Be sure to scout for stinkbugs in fields that are in the pod development and pod fill stages. Economic damage is most likely to occur during these stages and a combination of species can be found in fields throughout the state. You will need to sample for both adults and nymphs when making a treatment decision. Available thresholds are based on beans that are in the pod development and fill stages. As a general guideline, current thresholds for native stink bugs are set at 1 large nymph/adult (either brown or green stink bug) per row foot if using a beat sheet, or, 2.5 per 15 sweeps in narrow-row beans, or 3.5 per 15 sweeps in wide-row beans. We do not have a threshold for brown marmorated stink bugs (BMSB).

We continue to find a significant number of defoliators including beet armyworm (BAW), fall armyworm, yellow striped armyworm, green cloverworm and grasshopper in double crop and a few full season fields. All of these insects are defoliators and you will need to use percent defoliation to make a treatment decision. There are no available thresholds for the number of the above insects per sweep. Remember, that in addition to defoliation, grasshoppers can feed on and/ or scar pods. In full season soybeans in the pod fill stage, the threshold is 10-15% defoliation. Remember, double crop soybeans cannot tolerate as much defoliation since they often do not reach the leaf area index needed for maximum yields. As a reminder, the pyrethroids will not provide effective control of beet armyworm so a product labeled for beet armyworm in soybeans will be needed if defoliation is present.
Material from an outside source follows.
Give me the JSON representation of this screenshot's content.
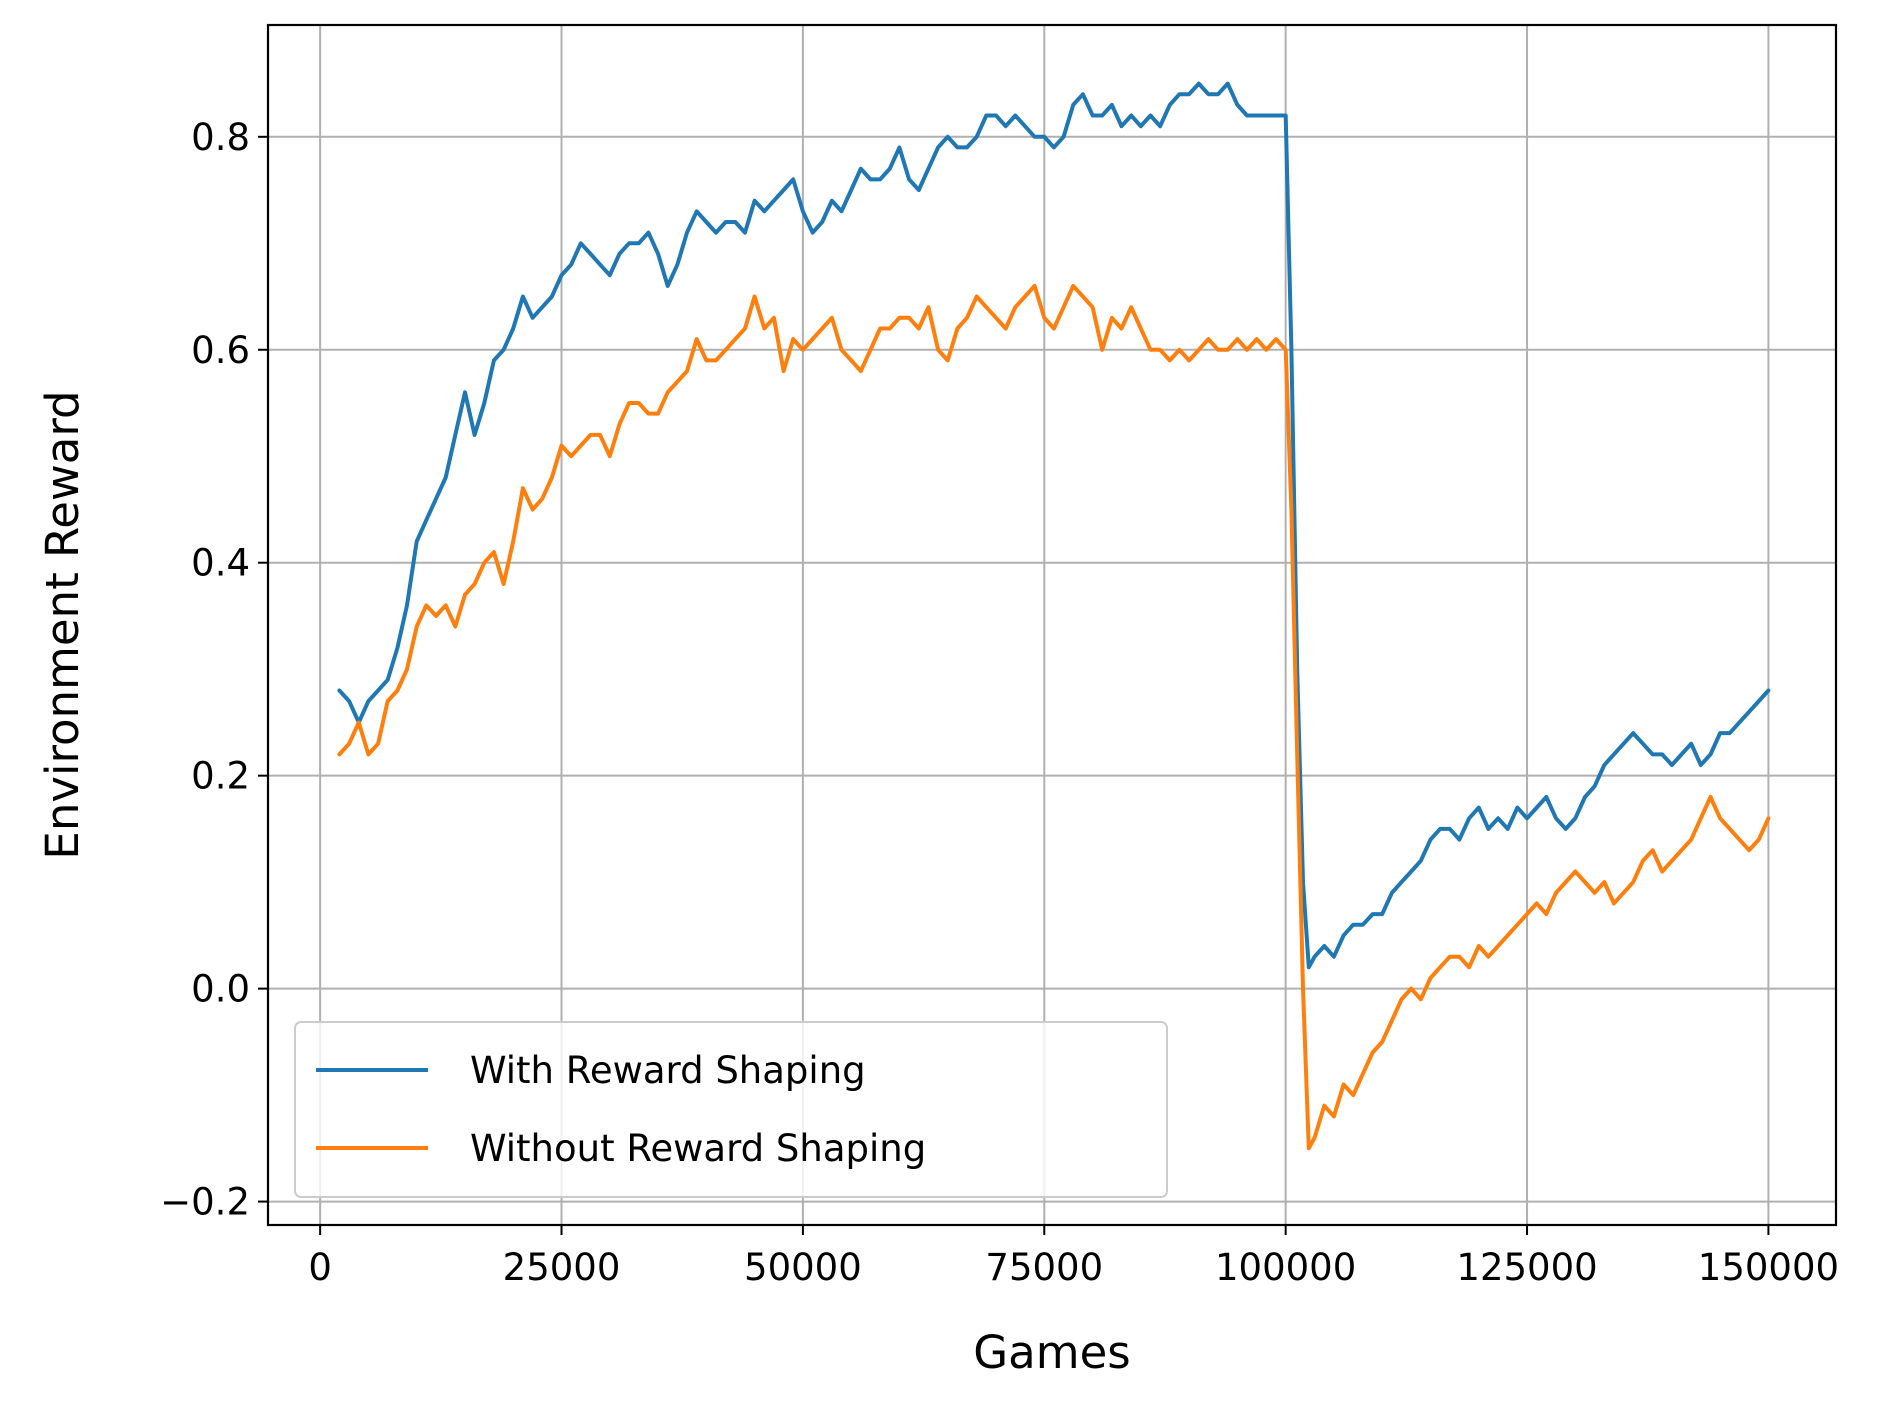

Soybean looper populations are also starting to increase. Identification can be difficult because although there is a “black footed” phase of the soybean looper there is also a “green phase” that can be confused with cabbage loopers. One characteristic that might help is the presence of microspines on soybean loopers that are not present on cabbage loopers; however, you will need high magnification to see the microspines. Soybean loopers are a migratory pest, difficult to control and pyrethroid resistance has been documented in states to our south.